# Estimate predictor from multiple measurements and then use to predict outcome

Hi there,

I obtained a predictor 3 times per individual. Then I obtained an outcome once for each individual (N = 120).

I want to estimate the “true” value for the predictor for each individual using partial pooling. Then I want to use this estimate to predict the outcome. So the model looks like this:

Let the predictor be denoted by X and the outcome by y.

X_{obs} \sim normal(\mu_{Xtrue}, \sigma_{X})
\mu_{Xtrue} = \alpha_{subject}
\alpha_{subject} \sim normal(\bar{a}, \sigma_{subject})
\bar{a} \sim normal(0, 1)
\sigma_{X} \sim exponential(1)
\sigma_{subject} \sim exponential(1)

y \sim normal(\mu, \sigma)
\mu \sim \alpha_y + X_{true} \times \beta
\alpha_y \sim normal(0, 1)
\beta \sim normal(0, 0.5)
\sigma \sim exponential(1)

Obviously the vectors for the first model have 360 values, because for each individual there are three values. However, my X_{true} estimate should be the pooled subject mean distributions (1 per subject, thus 120). The outcome vector has 120 values. My question is, how can I model this in stan. If I write the code the way I thought it should be I get an error saying that there cannot be different vector lengths. It only works if I put for each subject the same outcome value 3 times. But then, the model assumes that the outcome has been measured three times, which was not the case.

How do I have to specify this model. Here was the attempt where I put the outcome values 3x per subject but that is not the way I need it.
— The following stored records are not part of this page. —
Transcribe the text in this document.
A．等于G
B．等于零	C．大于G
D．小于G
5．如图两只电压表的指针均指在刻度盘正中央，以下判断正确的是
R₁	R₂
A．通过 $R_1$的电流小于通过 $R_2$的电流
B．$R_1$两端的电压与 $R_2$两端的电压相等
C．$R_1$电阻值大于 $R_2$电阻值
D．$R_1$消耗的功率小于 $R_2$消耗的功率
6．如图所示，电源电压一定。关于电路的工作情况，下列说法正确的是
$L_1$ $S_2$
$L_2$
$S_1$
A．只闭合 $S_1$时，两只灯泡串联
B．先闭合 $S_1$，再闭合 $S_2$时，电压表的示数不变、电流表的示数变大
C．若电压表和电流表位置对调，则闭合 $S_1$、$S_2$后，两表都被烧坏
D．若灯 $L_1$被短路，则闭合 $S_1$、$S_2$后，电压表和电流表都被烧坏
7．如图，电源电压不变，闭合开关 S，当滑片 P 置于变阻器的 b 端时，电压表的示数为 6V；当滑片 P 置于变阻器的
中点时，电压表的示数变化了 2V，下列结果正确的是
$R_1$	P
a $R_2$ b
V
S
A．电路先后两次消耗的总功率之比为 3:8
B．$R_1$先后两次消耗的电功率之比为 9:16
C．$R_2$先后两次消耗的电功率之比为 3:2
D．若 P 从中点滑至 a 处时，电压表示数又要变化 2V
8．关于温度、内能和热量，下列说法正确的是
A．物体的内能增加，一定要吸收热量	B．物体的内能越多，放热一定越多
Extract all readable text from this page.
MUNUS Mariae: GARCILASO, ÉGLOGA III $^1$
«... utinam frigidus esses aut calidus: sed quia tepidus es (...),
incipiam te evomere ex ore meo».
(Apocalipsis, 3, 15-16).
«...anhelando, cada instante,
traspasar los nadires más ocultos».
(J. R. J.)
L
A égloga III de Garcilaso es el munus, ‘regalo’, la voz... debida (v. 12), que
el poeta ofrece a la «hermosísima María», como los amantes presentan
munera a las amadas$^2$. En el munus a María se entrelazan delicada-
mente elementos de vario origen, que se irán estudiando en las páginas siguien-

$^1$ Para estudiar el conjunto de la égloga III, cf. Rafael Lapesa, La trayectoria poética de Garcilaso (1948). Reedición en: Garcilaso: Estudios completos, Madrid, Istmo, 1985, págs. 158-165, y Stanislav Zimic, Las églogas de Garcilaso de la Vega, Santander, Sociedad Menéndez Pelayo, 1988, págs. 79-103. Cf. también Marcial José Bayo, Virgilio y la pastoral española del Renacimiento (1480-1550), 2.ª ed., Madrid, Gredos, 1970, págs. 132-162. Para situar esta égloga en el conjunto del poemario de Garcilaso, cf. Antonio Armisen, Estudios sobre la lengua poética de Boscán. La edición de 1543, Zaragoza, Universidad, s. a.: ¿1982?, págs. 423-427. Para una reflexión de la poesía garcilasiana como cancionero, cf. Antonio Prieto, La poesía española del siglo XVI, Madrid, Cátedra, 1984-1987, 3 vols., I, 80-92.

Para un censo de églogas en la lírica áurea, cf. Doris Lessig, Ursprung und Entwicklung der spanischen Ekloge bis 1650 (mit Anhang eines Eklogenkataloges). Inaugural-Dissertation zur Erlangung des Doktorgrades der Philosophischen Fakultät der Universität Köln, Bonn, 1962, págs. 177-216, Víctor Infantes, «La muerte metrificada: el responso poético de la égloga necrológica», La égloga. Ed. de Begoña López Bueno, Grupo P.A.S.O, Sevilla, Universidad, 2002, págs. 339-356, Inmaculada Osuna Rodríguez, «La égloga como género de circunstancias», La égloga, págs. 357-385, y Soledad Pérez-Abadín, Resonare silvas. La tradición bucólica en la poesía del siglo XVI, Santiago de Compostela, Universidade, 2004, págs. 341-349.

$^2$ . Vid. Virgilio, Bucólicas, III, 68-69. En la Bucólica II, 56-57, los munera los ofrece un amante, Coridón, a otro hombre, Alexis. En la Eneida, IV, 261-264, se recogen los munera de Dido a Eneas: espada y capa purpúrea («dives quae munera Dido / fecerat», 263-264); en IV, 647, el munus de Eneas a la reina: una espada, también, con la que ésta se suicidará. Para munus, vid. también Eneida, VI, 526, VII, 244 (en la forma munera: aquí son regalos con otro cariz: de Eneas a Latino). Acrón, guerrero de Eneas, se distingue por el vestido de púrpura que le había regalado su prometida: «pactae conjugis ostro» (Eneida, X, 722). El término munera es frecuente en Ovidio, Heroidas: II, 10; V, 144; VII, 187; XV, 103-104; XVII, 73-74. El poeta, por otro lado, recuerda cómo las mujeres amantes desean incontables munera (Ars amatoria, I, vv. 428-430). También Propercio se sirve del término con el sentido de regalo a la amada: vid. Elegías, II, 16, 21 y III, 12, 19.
I must code it somehow with vector y as 120 and that for the final model 120 “true” estimated predictor values are used

data{
vector[360] y;
vector[360] predictor_obs;
int id[360];
}
parameters{
vector[120] a_predictor;
real a_predictor_bar;
real<lower=0> sigma_predictor_a;
real<lower=0> sigma_predictor;
real a_y;
real b;
real<lower=0> sigma;
}
model{
vector[360] mu;
vector[360] predictor_true;
sigma ~ exponential( 1 );
b ~ normal( 0 , 0.5 );
a_y ~ normal( 0 , 1 );
sigma_predictor ~ exponential( 1 );
sigma_predictor_a ~ exponential( 1 );
a_predictor_bar ~ normal( 0 , 1 );
a_predictor ~ normal( a_predictor_bar , sigma_predictor_a );
for ( i in 1:360 ) {
predictor_true[i] = a_predictor[id[i]];
}
predictor_obs ~ normal( predictor_true , sigma_predictor );
for ( i in 1:360 ) {
mu[i] = a_y + b * predictor_true[i];
}
y ~ normal( mu , sigma );
}


1 Like

So if I get it correctly, this is some sort of measurement error model?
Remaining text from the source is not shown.